Shirley and her team believed this language could be used as a means of communication for their students, and started working with one class in 1971, adding a second class the next year who required technology to assist them. Then Bliss visited the centre, and articles about their work appeared in Time and Reader’s Digest, sparking interest in many countries.
The program then expanded and 70 volunteers from the Leaside community were trained to work with the classes. Shirley took on administrative duties as supervisor, then program director of Blissymbolics Communication Foundation. Training workshops were offered to teachers from around the world. Once the participants completed their training, Shirley evaluated them in their home countries and presented them with certificates.
Shirley says that the parents were “very supportive and thrilled with the changes in their children’s lives.” Wendy Arnold, whose son Joseph has cerebral palsy, worked with Shirley and praises her as a “tenacious and dedicated teacher” who produced “a miracle for these families” in providing a vehicle for communication. As Shirley explains, the process of combining basic Bliss symbols to create new ones helps to develop conceptual capability.
Since the 1970s, Shirley has been extremely busy serving as the founder, program director and executive director of a number of organizations, such as Blissymbolics Communication International (BCI) and Blissymbolics Communication Institute-Canada (BCIC). She has worked in research and development, sat on numerous boards and committees related to augmentative communication, served as a consultant and professor in several places, published dozens of papers, and made countless presentations.

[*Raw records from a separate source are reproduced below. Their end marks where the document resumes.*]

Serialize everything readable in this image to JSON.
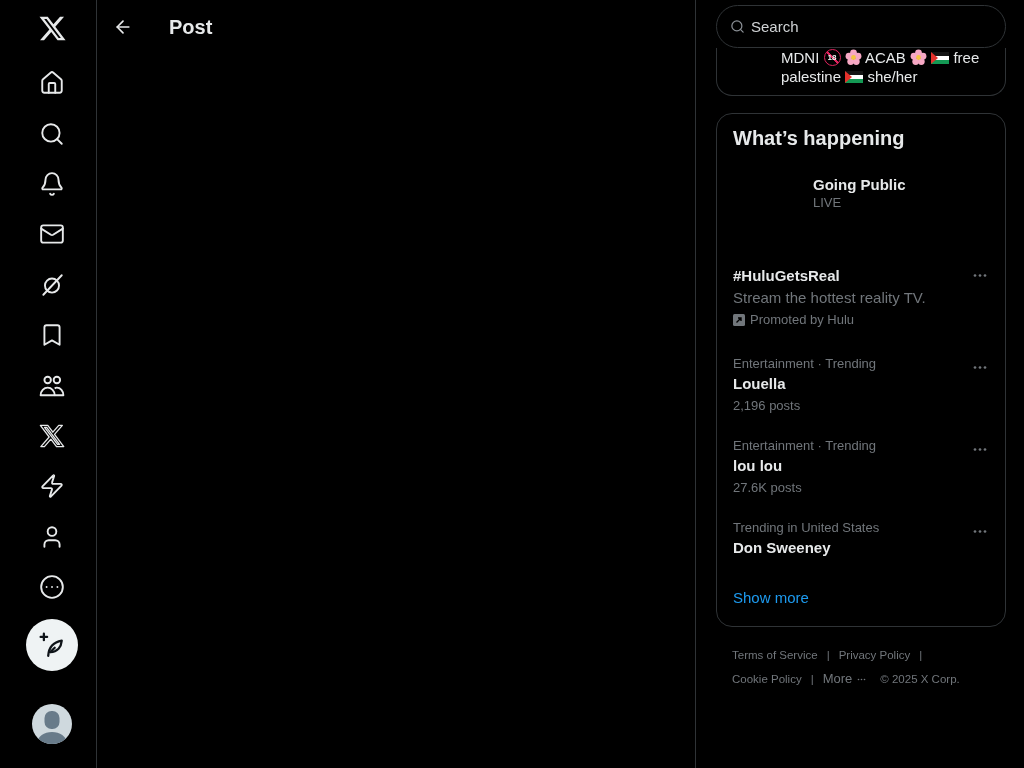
{
  "sidebar": {
    "nav": [
      {
        "kind": "home",
        "selected": false
      },
      {
        "kind": "explore",
        "selected": false
      },
      {
        "kind": "notifications",
        "selected": false
      },
      {
        "kind": "messages",
        "selected": false
      },
      {
        "kind": "grok",
        "selected": false
      },
      {
        "kind": "bookmarks",
        "selected": false
      },
      {
        "kind": "communities",
        "selected": false
      },
      {
        "kind": "premium",
        "selected": false
      },
      {
        "kind": "verified",
        "selected": false
      },
      {
        "kind": "profile",
        "selected": false
      },
      {
        "kind": "more",
        "selected": false
      }
    ]
  },
  "main": {
    "title": "Post"
  },
  "search": {
    "placeholder": "Search"
  },
  "profile_card": {
    "bio": [
      {
        "kind": "text",
        "text": "MDNI"
      },
      {
        "kind": "age",
        "text": "18"
      },
      {
        "kind": "blossom"
      },
      {
        "kind": "text",
        "text": "ACAB"
      },
      {
        "kind": "blossom"
      },
      {
        "kind": "flag"
      },
      {
        "kind": "text",
        "text": "free palestine"
      },
      {
        "kind": "flag"
      },
      {
        "kind": "text",
        "text": "she/her"
      }
    ]
  },
  "trends": {
    "title": "What’s happening",
    "event": {
      "title": "Going Public",
      "status": "LIVE"
    },
    "items": [
      {
        "kind": "promoted",
        "title": "#HuluGetsReal",
        "description": "Stream the hottest reality TV.",
        "promoted_by": "Promoted by Hulu"
      },
      {
        "kind": "trend",
        "category": "Entertainment · Trending",
        "title": "Louella",
        "posts": "2,196 posts"
      },
      {
        "kind": "trend",
        "category": "Entertainment · Trending",
        "title": "lou lou",
        "posts": "27.6K posts"
      },
      {
        "kind": "trend",
        "category": "Trending in United States",
        "title": "Don Sweeney"
      }
    ],
    "show_more": "Show more"
  },
  "footer": [
    {
      "kind": "link",
      "text": "Terms of Service"
    },
    {
      "kind": "separator",
      "text": "|"
    },
    {
      "kind": "link",
      "text": "Privacy Policy"
    },
    {
      "kind": "separator",
      "text": "|"
    },
    {
      "kind": "link",
      "text": "Cookie Policy"
    },
    {
      "kind": "separator",
      "text": "|"
    },
    {
      "kind": "more",
      "text": "More"
    },
    {
      "kind": "text",
      "text": "© 2025 X Corp."
    }
  ]
}
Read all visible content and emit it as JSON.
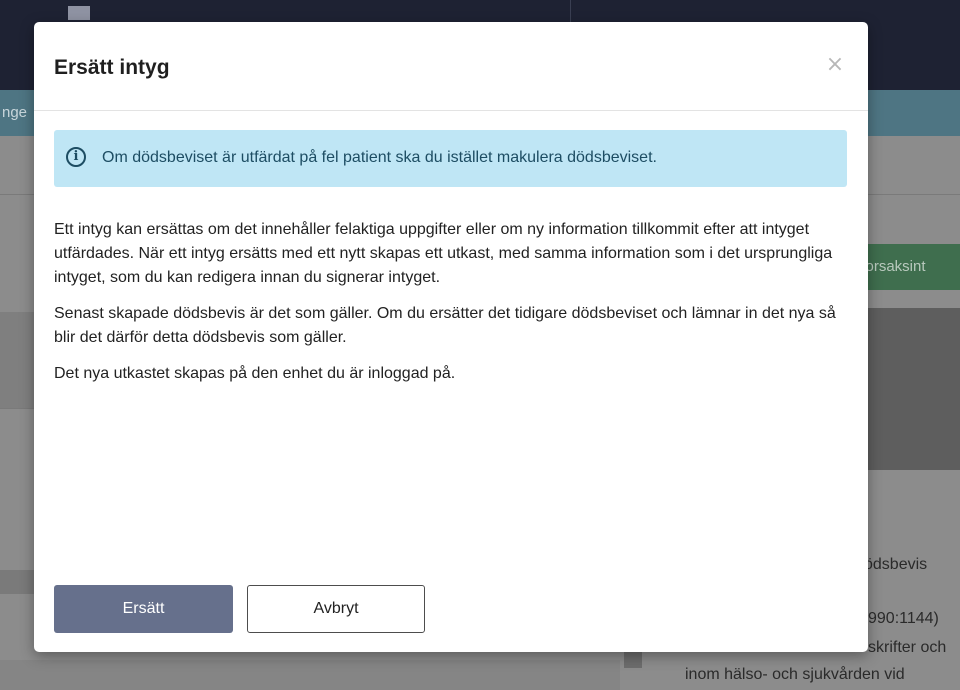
{
  "background": {
    "subbar_text": "nge",
    "green_button_label": "sorsaksint",
    "text_lines": [
      "ödsbevis",
      "990:1144)",
      "skrifter och",
      "inom hälso- och sjukvården vid"
    ]
  },
  "modal": {
    "title": "Ersätt intyg",
    "close_label": "×",
    "info_icon": "i",
    "info_text": "Om dödsbeviset är utfärdat på fel patient ska du istället makulera dödsbeviset.",
    "paragraphs": [
      "Ett intyg kan ersättas om det innehåller felaktiga uppgifter eller om ny information tillkommit efter att intyget utfärdades. När ett intyg ersätts med ett nytt skapas ett utkast, med samma information som i det ursprungliga intyget, som du kan redigera innan du signerar intyget.",
      "Senast skapade dödsbevis är det som gäller. Om du ersätter det tidigare dödsbeviset och lämnar in det nya så blir det därför detta dödsbevis som gäller.",
      "Det nya utkastet skapas på den enhet du är inloggad på."
    ],
    "primary_button": "Ersätt",
    "secondary_button": "Avbryt"
  }
}
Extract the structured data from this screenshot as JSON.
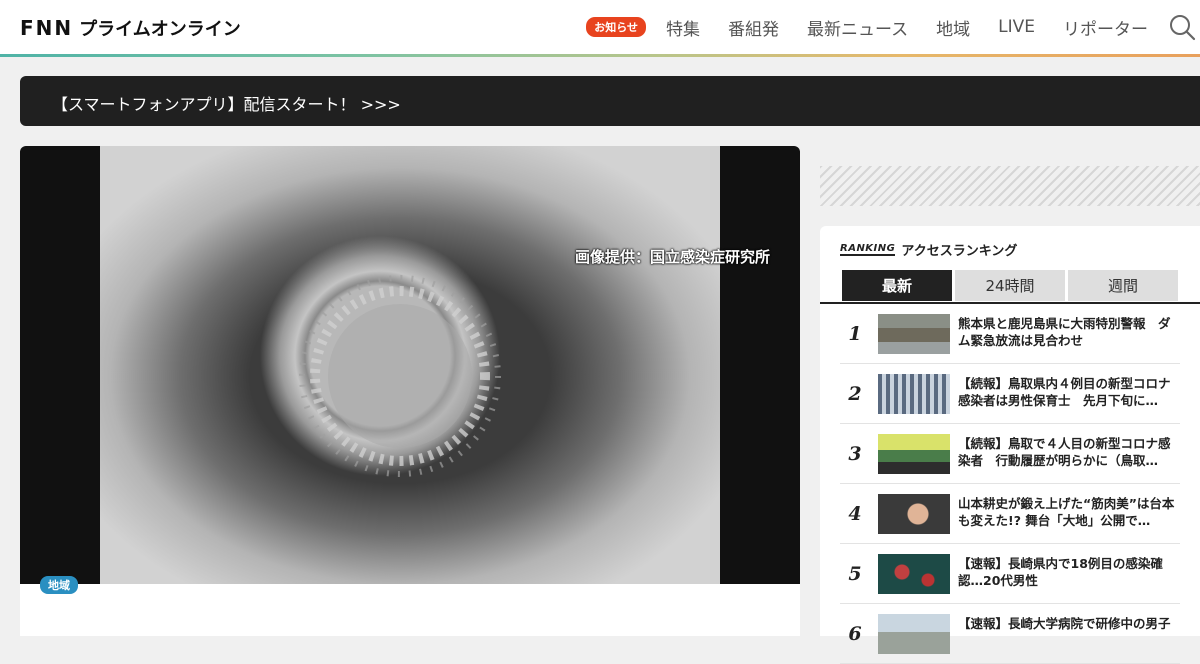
{
  "header": {
    "logo_fnn": "FNN",
    "logo_text": "プライムオンライン",
    "notice_label": "お知らせ",
    "nav": [
      "特集",
      "番組発",
      "最新ニュース",
      "地域",
      "LIVE",
      "リポーター"
    ],
    "search_icon": "search-icon"
  },
  "banner": {
    "text": "【スマートフォンアプリ】配信スタート！ >>>"
  },
  "article": {
    "image_credit": "画像提供：国立感染症研究所",
    "category": "地域"
  },
  "ranking": {
    "badge": "RANKING",
    "title": "アクセスランキング",
    "tabs": [
      "最新",
      "24時間",
      "週間"
    ],
    "active_tab": "最新",
    "items": [
      {
        "rank": "1",
        "text": "熊本県と鹿児島県に大雨特別警報　ダム緊急放流は見合わせ"
      },
      {
        "rank": "2",
        "text": "【続報】鳥取県内４例目の新型コロナ感染者は男性保育士　先月下旬に…"
      },
      {
        "rank": "3",
        "text": "【続報】鳥取で４人目の新型コロナ感染者　行動履歴が明らかに（鳥取…"
      },
      {
        "rank": "4",
        "text": "山本耕史が鍛え上げた“筋肉美”は台本も変えた!? 舞台「大地」公開で…"
      },
      {
        "rank": "5",
        "text": "【速報】長崎県内で18例目の感染確認…20代男性"
      },
      {
        "rank": "6",
        "text": "【速報】長崎大学病院で研修中の男子"
      }
    ]
  },
  "colors": {
    "notice": "#e8431e",
    "category_badge": "#2a8fc1",
    "banner_bg": "#202020",
    "tab_active": "#222222"
  }
}
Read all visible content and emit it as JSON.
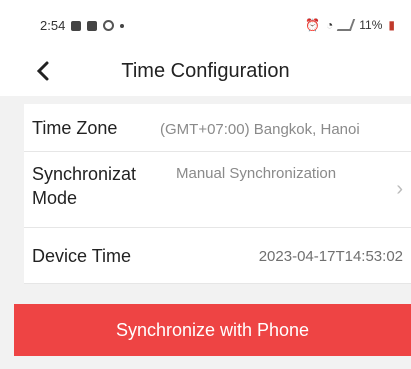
{
  "status_bar": {
    "time": "2:54",
    "battery": "11%",
    "icons": [
      "message-icon",
      "lock-icon",
      "instagram-icon",
      "dot-icon",
      "alarm-icon",
      "wifi-icon",
      "signal-icon",
      "battery-icon"
    ]
  },
  "header": {
    "title": "Time Configuration",
    "back_icon": "chevron-left-icon"
  },
  "settings": [
    {
      "label": "Time Zone",
      "value": "(GMT+07:00) Bangkok, Hanoi"
    },
    {
      "label": "Synchronizat Mode",
      "value": "Manual Synchronization",
      "chevron": "chevron-right-icon"
    },
    {
      "label": "Device Time",
      "value": "2023-04-17T14:53:02"
    }
  ],
  "button": {
    "label": "Synchronize with Phone",
    "color": "#ee4444"
  }
}
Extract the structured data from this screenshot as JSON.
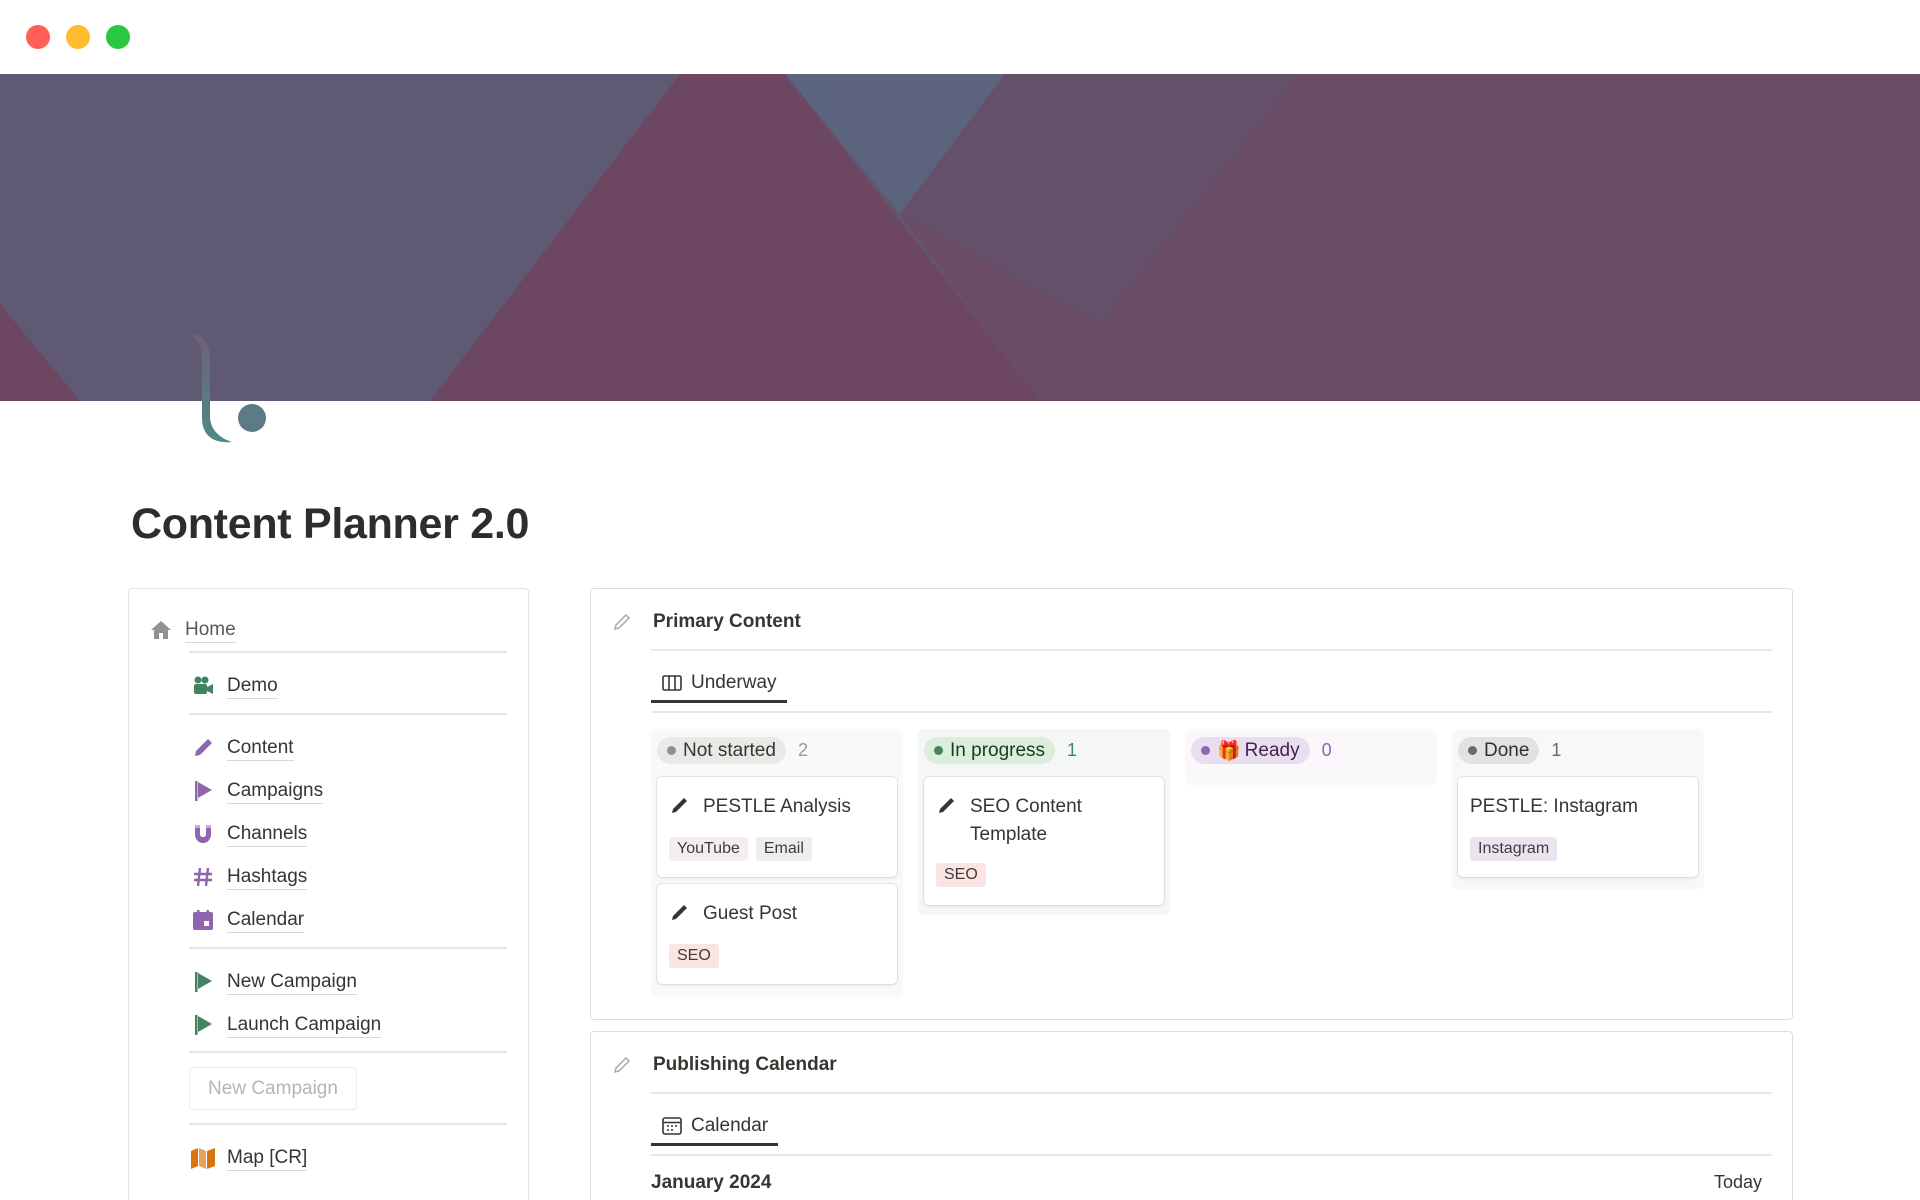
{
  "window": {
    "controls": [
      "close",
      "minimize",
      "zoom"
    ]
  },
  "page": {
    "title": "Content Planner 2.0",
    "icon": "logo-icon"
  },
  "colors": {
    "cover_start": "#595670",
    "cover_end": "#6a4b63",
    "accent_purple": "#9065b0",
    "accent_teal": "#448361"
  },
  "nav": {
    "home": {
      "label": "Home",
      "icon": "home-icon"
    },
    "items_1": [
      {
        "label": "Demo",
        "icon": "video-camera-icon"
      }
    ],
    "items_2": [
      {
        "label": "Content",
        "icon": "pencil-icon"
      },
      {
        "label": "Campaigns",
        "icon": "flag-icon"
      },
      {
        "label": "Channels",
        "icon": "magnet-icon"
      },
      {
        "label": "Hashtags",
        "icon": "hashtag-icon"
      },
      {
        "label": "Calendar",
        "icon": "calendar-icon"
      }
    ],
    "items_3": [
      {
        "label": "New Campaign",
        "icon": "flag-icon"
      },
      {
        "label": "Launch Campaign",
        "icon": "flag-icon"
      }
    ],
    "button": {
      "label": "New Campaign"
    },
    "items_4": [
      {
        "label": "Map [CR]",
        "icon": "map-icon"
      }
    ]
  },
  "primary": {
    "title": "Primary Content",
    "view_tab": "Underway",
    "columns": [
      {
        "status": "Not started",
        "count": "2",
        "cards": [
          {
            "title": "PESTLE Analysis",
            "tags": [
              "YouTube",
              "Email"
            ]
          },
          {
            "title": "Guest Post",
            "tags": [
              "SEO"
            ]
          }
        ]
      },
      {
        "status": "In progress",
        "count": "1",
        "cards": [
          {
            "title": "SEO Content Template",
            "tags": [
              "SEO"
            ]
          }
        ]
      },
      {
        "status": "Ready",
        "emoji": "🎁",
        "count": "0",
        "cards": []
      },
      {
        "status": "Done",
        "count": "1",
        "cards": [
          {
            "title": "PESTLE: Instagram",
            "tags": [
              "Instagram"
            ]
          }
        ]
      }
    ]
  },
  "calendar": {
    "title": "Publishing Calendar",
    "view_tab": "Calendar",
    "month": "January 2024",
    "today": "Today"
  }
}
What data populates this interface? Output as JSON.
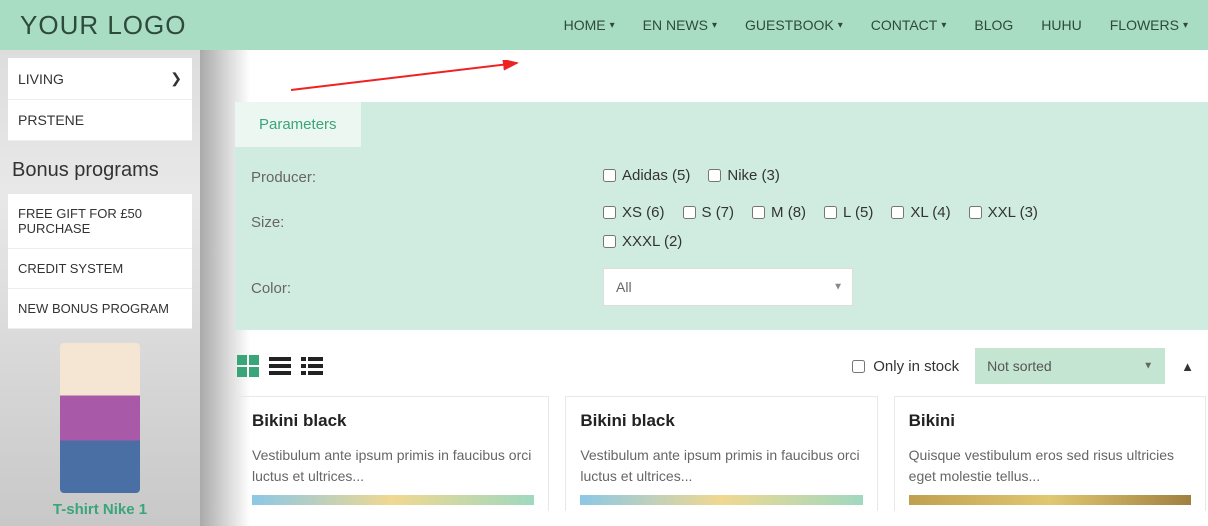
{
  "logo": "YOUR LOGO",
  "nav": [
    {
      "label": "HOME",
      "dropdown": true
    },
    {
      "label": "EN NEWS",
      "dropdown": true
    },
    {
      "label": "GUESTBOOK",
      "dropdown": true
    },
    {
      "label": "CONTACT",
      "dropdown": true
    },
    {
      "label": "BLOG",
      "dropdown": false
    },
    {
      "label": "HUHU",
      "dropdown": false
    },
    {
      "label": "FLOWERS",
      "dropdown": true
    }
  ],
  "sidebar": {
    "categories": [
      {
        "label": "LIVING",
        "arrow": true
      },
      {
        "label": "PRSTENE",
        "arrow": false
      }
    ],
    "bonus_title": "Bonus programs",
    "bonus_items": [
      {
        "label": "FREE GIFT FOR £50 PURCHASE"
      },
      {
        "label": "CREDIT SYSTEM"
      },
      {
        "label": "NEW BONUS PROGRAM"
      }
    ],
    "promo_title": "T-shirt Nike 1"
  },
  "filters": {
    "tab_label": "Parameters",
    "producer_label": "Producer:",
    "producer_options": [
      {
        "label": "Adidas (5)"
      },
      {
        "label": "Nike (3)"
      }
    ],
    "size_label": "Size:",
    "size_options": [
      {
        "label": "XS (6)"
      },
      {
        "label": "S (7)"
      },
      {
        "label": "M (8)"
      },
      {
        "label": "L (5)"
      },
      {
        "label": "XL (4)"
      },
      {
        "label": "XXL (3)"
      },
      {
        "label": "XXXL (2)"
      }
    ],
    "color_label": "Color:",
    "color_selected": "All"
  },
  "toolbar": {
    "only_stock_label": "Only in stock",
    "sort_selected": "Not sorted"
  },
  "products": [
    {
      "title": "Bikini black",
      "desc": "Vestibulum ante ipsum primis in faucibus orci luctus et ultrices..."
    },
    {
      "title": "Bikini black",
      "desc": "Vestibulum ante ipsum primis in faucibus orci luctus et ultrices..."
    },
    {
      "title": "Bikini",
      "desc": "Quisque vestibulum eros sed risus ultricies eget molestie tellus..."
    }
  ]
}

At the same time, she found the time to earn her M.Ed. and Ph.D. and was awarded the Order of Canada in 1989 for her work. She says she could not have done it without the support of her husband and her sons, Kevin and David.
Even after retiring, this remarkable woman continues to be a driving force in the Bliss community. She organized the Bliss Learning Centre in Muskoka from 2002 to 2006 for “alumni” and is still the president of BCIC and on the board of directors of BCI. With her extensive musical skills, she co-founded the Bliss iBand, supported by the Lillian Meighen and Don Wright Foundation, where those with physical issues make music with virtual instrument apps on their iPads.
Currently, Shirley is organizing the Bliss archival material and is “looking forward to delivering it to the OISE library and completing the archival video for the celebration of 50 years of Bliss in November.” She hopes “the gathering can be in person and on Zoom so the entire international community can be included.”